Dokter Arga kini menatapku, lalu menunjuk depan dengan dagunya. Aku menatapnya bingung.
“Kamu jalan dulu!”
“O-oh, iya.”
Sebelum pergi, aku menyempatkan untuk mengangguk pada Dokter Elin, sekadar basa-basi. Baru setelah itu, aku berjalan cepat meninggalkannya.
“Risa!”
“Iya?”
Dokter Arga menatap belakang, Dokter Elin sudah pergi.

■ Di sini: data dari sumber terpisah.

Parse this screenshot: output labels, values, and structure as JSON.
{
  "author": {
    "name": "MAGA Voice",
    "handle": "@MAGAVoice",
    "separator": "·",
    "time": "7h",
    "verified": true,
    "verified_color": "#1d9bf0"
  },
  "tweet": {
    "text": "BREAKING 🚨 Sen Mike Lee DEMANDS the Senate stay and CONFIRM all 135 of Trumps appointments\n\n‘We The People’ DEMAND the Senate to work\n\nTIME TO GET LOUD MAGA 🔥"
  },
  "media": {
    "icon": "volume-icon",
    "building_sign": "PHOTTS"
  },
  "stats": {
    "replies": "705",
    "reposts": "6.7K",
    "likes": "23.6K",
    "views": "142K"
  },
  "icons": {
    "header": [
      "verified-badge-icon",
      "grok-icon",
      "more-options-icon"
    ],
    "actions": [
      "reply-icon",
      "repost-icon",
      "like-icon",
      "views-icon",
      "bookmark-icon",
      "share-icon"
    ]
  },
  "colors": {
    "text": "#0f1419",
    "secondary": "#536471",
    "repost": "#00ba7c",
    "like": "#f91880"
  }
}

Dia tiba-tiba tersenyum, tetapi senyumnya itu lebih untuk dirinya sendiri.
“Kenapa, Dok?”
“Saya enggak jadi ketemu Fikri. Saya mau ke apotek.”
“Kenapa enggak jadi?”
“Kenapa harus jadi?”
“Tadi kenapa tiba-tiba mau ketemu Fikri, sekarang tiba-tiba berubah hanya dalam beberapa detik?”
“Bukannya hati manusia memang sangat mudah berubah?”
“Memang iya, tapi ini bukan saatnya bahas hati—”
“Terima kasih.”
“Hah?”
Dokter Arga sudah balik badan, lalu belok menuju lorong arah apotek. Kini, aku berdiri mematung dengan perasaan bingung.
“Apa maksudnya tiba-tiba bilang makasih— ah! Jangan-jangan aku cuma diperalat buat menghindar dari Dokter Elin? Memangnya apa hubungan Dokter Arga sama Dokter Elin? Kenapa Dokter Elin manggil dia Mas?”
Ponsel di saku jasku tiba-tiba bergetar. Aku segera meraihnya. Ternyata, Dokter Arga mengirimiku pesan.
Manusia Jerapah
Kenapa malah bengong di jalan?
Jangan mikir yang tidak-tidak.
Cepat kembali lanjutkan tugasmu!
Aku langsung menatap arah apotek. Dokter Arga sedang antri di sana.
Dari arahku berdiri saat ini, dia menunjuk arah bangsal. Seolah-olah mengisyaratkan agar aku cepat kembali bertugas. Akhirnya, aku menganguk.
Namun, belum sempat aku sampai tujuan. Pesan dari Dokter Arga kembali masuk.
Manusia Jerapah
Jangan berani bergosip tentang saya dan Dokter Elin
Dia bukan siapa-siapa saya
Hanya teman lama.
Aku membaca pesan itu sampai beberapa kali. “Terus kenapa kalau cuma teman lama? Aku bakal peduli, gitu?”